W Brukseli trwa szczyt Unii Europejskiej, w trakcie którego może zostać wyłoniony nowy szef Komisji Europejskiej. Choć wedle wszelkich doniesień dotychczasowy wiceszef KE miał mieć największe szanse na uzyskanie stanowiska, jego pozycja znacznie osłabła.

Portal dorzeczy.pl dowiedział się od osób biorących udział w szczycie, że szanse Timmermansa na fotel szefa Komisji znacznie osłabły. Co więcej – to dzięki zdecydowanym działaniom premiera Mateusza Morawieckiego.

Rozmówca portalu stwierdził, że przed rozpoczęciem szczytu Timmermans miał 90-95 proc. szans, jednak:

Popołudnie i seria spotkań organizowanych przez premiera Morawieckiego w ramach grupy V4 zmieniło wszystko”

- mówi portalowi osoba z otoczenia premiera Morawieckiego.

W rozmowach z polską delegacją uczestniczyła zarówno kanclerz Niemiec Angela Merkel, prezydent Francji Emmanuel Macron czy włoski premier Giuseppe Conti. Morawiecki rozmawiał też z premierem Chorwacji, a polska delegacja kontaktowała się z delegacją Bułgarii.

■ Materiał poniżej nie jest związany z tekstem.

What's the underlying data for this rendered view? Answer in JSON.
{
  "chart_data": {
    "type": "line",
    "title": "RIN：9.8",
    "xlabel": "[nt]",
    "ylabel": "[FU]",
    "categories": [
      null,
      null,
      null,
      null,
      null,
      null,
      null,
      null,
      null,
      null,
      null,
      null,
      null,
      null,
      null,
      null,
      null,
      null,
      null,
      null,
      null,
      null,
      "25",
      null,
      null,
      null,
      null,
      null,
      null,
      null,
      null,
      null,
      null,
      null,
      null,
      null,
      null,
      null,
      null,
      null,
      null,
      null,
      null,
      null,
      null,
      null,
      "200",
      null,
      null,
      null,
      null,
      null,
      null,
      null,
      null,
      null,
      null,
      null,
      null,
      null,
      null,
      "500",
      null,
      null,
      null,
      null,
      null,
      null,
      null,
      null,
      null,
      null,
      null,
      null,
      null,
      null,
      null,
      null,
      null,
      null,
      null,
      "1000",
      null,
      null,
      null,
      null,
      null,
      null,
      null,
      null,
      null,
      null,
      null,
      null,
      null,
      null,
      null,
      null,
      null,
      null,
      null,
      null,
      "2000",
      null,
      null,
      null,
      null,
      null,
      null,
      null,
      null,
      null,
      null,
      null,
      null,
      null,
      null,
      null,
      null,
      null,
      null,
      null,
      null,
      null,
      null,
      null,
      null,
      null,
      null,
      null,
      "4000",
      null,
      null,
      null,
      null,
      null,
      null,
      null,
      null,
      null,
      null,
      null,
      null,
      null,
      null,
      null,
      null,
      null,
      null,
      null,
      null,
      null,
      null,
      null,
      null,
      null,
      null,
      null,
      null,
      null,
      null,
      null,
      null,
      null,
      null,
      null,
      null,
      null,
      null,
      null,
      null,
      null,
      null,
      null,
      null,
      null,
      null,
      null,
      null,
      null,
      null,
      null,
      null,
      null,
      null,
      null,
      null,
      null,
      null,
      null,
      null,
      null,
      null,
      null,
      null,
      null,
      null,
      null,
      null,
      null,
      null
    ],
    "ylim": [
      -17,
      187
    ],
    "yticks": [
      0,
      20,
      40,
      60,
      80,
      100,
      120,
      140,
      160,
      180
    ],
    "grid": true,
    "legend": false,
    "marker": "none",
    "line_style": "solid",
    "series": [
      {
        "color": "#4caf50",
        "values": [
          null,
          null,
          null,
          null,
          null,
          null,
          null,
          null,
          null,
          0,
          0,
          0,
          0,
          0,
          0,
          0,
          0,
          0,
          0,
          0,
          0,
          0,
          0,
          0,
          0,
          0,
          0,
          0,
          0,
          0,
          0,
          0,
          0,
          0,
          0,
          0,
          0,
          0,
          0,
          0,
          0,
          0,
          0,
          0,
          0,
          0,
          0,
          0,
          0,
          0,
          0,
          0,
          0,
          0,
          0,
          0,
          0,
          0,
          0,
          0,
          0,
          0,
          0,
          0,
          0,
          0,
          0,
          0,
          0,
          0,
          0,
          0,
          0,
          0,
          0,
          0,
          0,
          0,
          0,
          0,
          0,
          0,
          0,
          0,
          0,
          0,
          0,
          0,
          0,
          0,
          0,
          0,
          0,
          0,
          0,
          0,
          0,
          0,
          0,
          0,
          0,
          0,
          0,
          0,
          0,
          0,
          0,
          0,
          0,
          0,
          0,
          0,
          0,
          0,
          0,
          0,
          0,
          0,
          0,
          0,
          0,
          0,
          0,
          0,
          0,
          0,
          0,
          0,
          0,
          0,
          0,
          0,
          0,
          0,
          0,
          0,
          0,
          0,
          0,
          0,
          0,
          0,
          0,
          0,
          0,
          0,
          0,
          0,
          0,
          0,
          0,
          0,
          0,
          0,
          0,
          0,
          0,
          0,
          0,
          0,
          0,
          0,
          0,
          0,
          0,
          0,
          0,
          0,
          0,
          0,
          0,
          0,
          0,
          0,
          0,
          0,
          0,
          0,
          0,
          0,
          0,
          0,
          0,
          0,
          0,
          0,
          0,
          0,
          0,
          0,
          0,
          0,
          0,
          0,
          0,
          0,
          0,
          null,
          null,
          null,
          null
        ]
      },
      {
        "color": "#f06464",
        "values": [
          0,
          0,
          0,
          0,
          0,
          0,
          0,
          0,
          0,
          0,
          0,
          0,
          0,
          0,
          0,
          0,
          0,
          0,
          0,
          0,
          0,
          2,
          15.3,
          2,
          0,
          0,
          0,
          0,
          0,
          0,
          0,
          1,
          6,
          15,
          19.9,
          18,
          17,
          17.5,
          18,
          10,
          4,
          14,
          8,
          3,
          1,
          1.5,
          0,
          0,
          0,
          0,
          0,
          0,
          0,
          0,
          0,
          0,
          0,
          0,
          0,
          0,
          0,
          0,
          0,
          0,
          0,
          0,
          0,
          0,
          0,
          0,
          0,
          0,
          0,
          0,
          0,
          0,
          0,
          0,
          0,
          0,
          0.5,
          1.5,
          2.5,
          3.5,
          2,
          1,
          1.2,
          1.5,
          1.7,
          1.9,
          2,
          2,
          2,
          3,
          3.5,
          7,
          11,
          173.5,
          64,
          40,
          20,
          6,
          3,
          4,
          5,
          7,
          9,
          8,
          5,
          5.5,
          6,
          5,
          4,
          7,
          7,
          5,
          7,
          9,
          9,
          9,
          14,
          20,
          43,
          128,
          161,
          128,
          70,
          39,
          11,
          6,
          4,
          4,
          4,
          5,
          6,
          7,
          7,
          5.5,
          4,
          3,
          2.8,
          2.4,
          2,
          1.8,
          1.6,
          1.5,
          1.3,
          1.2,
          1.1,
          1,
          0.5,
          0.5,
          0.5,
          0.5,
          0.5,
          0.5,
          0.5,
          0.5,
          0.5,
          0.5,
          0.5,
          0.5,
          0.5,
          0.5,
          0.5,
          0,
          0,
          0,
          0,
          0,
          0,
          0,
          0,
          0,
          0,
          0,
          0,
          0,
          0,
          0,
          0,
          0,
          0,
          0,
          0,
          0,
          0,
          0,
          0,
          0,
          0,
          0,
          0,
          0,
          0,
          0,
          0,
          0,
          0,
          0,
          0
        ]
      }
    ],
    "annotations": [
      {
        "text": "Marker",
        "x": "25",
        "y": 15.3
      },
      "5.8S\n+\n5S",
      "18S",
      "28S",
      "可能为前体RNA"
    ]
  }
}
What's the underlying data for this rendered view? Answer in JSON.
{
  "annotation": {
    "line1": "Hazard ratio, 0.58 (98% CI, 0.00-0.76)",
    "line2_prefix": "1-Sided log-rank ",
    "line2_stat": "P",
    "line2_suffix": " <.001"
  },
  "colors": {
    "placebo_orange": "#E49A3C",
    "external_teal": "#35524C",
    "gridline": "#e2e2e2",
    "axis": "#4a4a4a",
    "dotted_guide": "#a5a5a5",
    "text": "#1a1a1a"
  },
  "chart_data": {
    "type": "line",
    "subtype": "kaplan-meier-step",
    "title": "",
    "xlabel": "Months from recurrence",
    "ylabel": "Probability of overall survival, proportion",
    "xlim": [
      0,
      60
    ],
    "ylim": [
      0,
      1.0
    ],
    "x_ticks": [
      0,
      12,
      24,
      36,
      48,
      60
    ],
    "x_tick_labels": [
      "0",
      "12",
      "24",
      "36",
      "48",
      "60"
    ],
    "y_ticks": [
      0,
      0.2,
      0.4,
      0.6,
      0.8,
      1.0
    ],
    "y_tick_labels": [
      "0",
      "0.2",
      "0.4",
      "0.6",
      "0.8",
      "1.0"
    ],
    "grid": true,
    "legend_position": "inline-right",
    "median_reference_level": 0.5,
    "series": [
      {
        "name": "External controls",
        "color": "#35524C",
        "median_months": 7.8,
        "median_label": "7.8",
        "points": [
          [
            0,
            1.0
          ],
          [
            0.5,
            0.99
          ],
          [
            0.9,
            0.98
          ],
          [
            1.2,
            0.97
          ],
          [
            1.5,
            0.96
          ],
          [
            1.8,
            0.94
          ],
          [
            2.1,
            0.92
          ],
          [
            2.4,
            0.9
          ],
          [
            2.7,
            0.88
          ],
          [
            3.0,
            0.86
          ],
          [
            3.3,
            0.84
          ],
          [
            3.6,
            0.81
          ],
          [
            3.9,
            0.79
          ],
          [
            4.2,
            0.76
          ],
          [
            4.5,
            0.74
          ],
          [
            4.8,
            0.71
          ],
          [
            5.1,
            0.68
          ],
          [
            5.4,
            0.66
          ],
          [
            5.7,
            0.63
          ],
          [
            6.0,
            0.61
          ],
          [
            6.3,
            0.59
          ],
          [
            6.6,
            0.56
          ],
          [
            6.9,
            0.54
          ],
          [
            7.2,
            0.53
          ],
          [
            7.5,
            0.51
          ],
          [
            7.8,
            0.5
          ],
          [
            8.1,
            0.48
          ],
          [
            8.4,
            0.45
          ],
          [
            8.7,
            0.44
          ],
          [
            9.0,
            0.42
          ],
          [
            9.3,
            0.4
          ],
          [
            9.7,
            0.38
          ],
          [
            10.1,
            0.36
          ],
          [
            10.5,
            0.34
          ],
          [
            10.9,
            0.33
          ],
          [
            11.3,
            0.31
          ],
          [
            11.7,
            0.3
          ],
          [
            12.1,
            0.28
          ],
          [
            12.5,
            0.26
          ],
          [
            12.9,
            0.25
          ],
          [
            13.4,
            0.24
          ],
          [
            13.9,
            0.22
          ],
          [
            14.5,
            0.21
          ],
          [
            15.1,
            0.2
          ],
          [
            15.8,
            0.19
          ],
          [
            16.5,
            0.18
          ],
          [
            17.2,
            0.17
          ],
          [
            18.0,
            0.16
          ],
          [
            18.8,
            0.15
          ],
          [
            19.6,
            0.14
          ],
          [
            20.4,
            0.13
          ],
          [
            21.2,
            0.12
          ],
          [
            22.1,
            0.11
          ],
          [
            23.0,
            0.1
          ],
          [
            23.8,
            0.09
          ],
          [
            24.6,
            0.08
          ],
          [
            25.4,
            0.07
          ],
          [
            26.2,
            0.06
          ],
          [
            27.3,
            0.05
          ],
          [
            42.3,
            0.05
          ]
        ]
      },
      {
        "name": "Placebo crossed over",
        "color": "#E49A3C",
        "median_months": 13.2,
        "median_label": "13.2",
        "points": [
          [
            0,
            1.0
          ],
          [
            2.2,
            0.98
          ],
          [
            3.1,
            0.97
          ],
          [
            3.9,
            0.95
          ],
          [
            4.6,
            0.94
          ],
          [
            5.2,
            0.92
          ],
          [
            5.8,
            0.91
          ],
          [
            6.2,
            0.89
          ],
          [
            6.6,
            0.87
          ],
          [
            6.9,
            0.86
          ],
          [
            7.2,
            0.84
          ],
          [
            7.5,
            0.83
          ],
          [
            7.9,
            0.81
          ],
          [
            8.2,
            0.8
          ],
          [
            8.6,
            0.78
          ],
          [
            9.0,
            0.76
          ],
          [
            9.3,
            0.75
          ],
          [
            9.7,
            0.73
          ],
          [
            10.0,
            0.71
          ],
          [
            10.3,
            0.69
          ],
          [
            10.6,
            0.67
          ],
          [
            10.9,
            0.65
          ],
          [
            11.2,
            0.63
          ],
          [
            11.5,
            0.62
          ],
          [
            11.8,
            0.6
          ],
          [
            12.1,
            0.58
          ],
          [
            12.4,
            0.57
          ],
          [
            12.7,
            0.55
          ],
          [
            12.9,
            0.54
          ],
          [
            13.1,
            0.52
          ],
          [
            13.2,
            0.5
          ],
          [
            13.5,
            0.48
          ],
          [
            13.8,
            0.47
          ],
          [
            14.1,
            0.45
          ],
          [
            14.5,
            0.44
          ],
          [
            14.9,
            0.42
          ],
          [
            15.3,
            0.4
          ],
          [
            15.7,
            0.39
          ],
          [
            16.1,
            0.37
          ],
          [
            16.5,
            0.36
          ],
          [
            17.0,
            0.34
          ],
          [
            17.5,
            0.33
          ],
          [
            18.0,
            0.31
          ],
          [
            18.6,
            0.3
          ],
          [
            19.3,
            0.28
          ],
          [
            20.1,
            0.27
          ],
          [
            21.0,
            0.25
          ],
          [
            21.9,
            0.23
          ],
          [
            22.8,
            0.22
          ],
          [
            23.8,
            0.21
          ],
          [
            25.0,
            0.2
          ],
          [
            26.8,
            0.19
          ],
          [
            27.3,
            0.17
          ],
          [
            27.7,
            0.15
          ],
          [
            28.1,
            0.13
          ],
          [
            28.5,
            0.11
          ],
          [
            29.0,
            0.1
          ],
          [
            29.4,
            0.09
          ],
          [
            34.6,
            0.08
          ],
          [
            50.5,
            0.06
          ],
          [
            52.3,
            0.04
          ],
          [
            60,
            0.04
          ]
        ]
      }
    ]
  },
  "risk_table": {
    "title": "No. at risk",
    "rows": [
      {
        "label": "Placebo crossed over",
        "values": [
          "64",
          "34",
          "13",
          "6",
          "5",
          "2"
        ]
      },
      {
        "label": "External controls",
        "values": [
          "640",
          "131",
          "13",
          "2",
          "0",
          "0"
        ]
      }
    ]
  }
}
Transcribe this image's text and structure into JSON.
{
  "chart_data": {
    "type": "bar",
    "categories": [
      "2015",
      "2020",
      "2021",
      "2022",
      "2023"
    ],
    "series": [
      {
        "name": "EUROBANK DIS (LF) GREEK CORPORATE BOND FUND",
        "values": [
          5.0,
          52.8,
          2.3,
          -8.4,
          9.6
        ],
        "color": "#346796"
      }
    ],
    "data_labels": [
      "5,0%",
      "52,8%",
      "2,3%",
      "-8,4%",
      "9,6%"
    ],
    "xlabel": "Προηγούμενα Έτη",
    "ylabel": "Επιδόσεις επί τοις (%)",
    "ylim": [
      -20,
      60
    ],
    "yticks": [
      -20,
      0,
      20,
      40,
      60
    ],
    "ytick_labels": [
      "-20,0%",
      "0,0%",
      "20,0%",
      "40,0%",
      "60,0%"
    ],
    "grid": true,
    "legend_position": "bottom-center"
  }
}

Według nieoficjalnych informacji PAP – wszystkie państwa Grupy Wyszehradzkiej są przeciwne kandydaturze Fransa Timmermansa. Rozmówca portalu uważa, że obecnie kandydatura byłego wiceszefa KE „wydaje się nierealna”. Podkreśla, że wszystko to jest wynikiem zdecydowanej postawy premiera oraz całej V4. Timmermans według niego na 90 proc. nie zostanie szefem Komisji.

Z kolei Katarzyna Szymańska-Borginon, korespondentka RMF FM, napisała na swoim twitterze:

Nieoczekiwanie topnieją szanse Timmermansa na szefa KE. Poza kanclerz Angelą Merkel na szczycie EPL - nikt go nie bronił. Donald Tusk miał podobno kwaśną minę... „.